Hilvan'da Belediye Başkanı Bile Susuzluktan Şikayetçi! - Son Dakika
Güncel

Hilvan'da Belediye Başkanı Bile Susuzluktan Şikayetçi!

Hilvan\'da Belediye Başkanı Bile Susuzluktan Şikayetçi!

Atatürk Barajı'na 18 kilometre uzaklıkta olmasına rağmen suya hasret Hilvan'da; belediye başkanı dahi yaşanan sıkıntıdan oldukça dertli.

21.06.2015 13:45  Güncelleme: 12:09
Twitter'da Paylaş Facebook'da Paylaş WhatsApp'da Paylaş

Atatürk Barajına 18 kilometre uzaklıkta olmasına rağmen Hilvan hala su problemi yaşıyor. Büyük bir bölümüne tankerle suyun dağıtılmaya devam ettiği ilçede aslında suyun getirilmesi için bütün aşamalar geçilmiş; ancak ihaleyi alan firmaların yetersizliği ilçede susuzluğu adeta kader haline getirmiş. Belediye Başkanı Aslan Ali Bayık bile firmaların sebep olduğu uzatmalar nedeniyle şikayetçi.

Hilvan, konum itibariyle Urfa'ya yakın olan ilçelerinden biri. Şehirlerarası bir konumda olması, tarım ilçesi olması ilçenin önemli özelliklerinden sadece bir kaçı. Ancak 1926'dan beri ilçe olmasına rağmen Hilvan bir türlü beklenen ilgiyi göremedi. Kangrenleşen işsizlik sorunu ve giderek hızla artan arsa fiyatları bir yana Hilvan'ın karşı karşıya kaldığı en büyük ve en kadim sorun su sorunu. İkinci kez belediye başkanı seçilen Aslan Ali Bayık, suyun getirilmesi için plan, program, proje, ihale ne varsa hepsini yaptıklarını ancak ilgili firmaların yetersizliğinden halka verdikleri sözü yerine getiremedikleri için mahcup olduğunu söylüyor.

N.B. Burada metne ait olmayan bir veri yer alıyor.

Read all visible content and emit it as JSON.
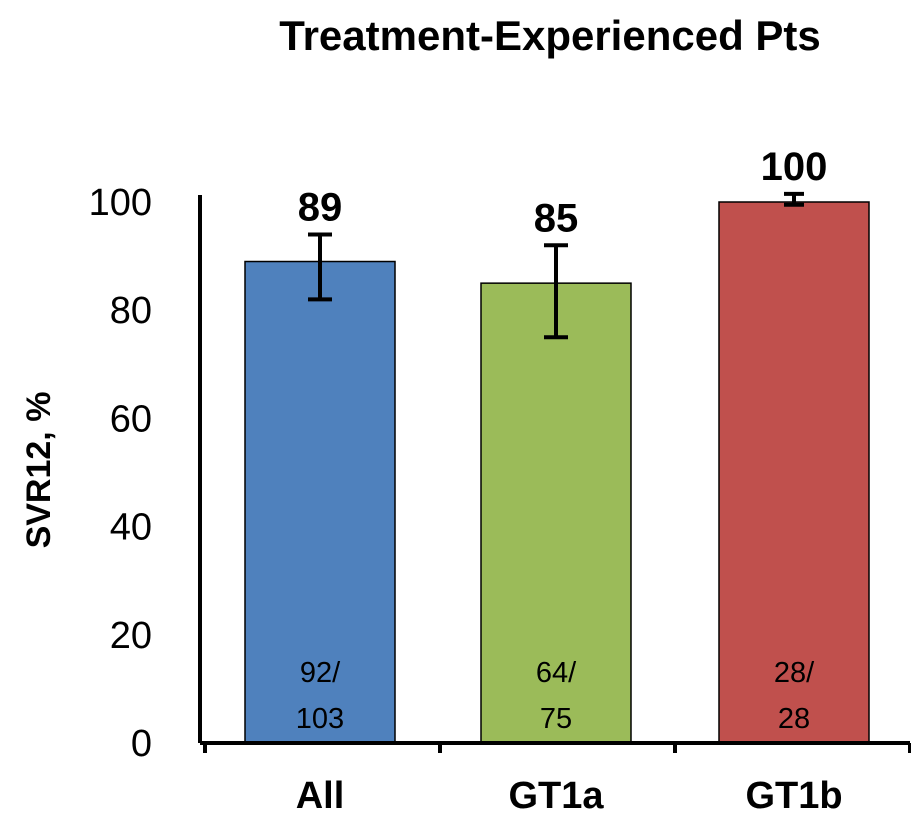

Hilvan'la ilgili 'çamurlu sokaklar' algısını ortadan kaldırdıklarını vurgulayan Bayık'la, Gazete İpekyol olarak Hilvan'daki değişim ve dönüşümü konuştuk.

Yıllardır sürekli Hilvan'la ilgili bir algı vardır. Çamurlu sokaklar su sıkıntısı çeken bir Hilvan. Son yıllarda bu çamurlu sokaklar var mı yok mu, bir de su sorunu çözülebildi mi?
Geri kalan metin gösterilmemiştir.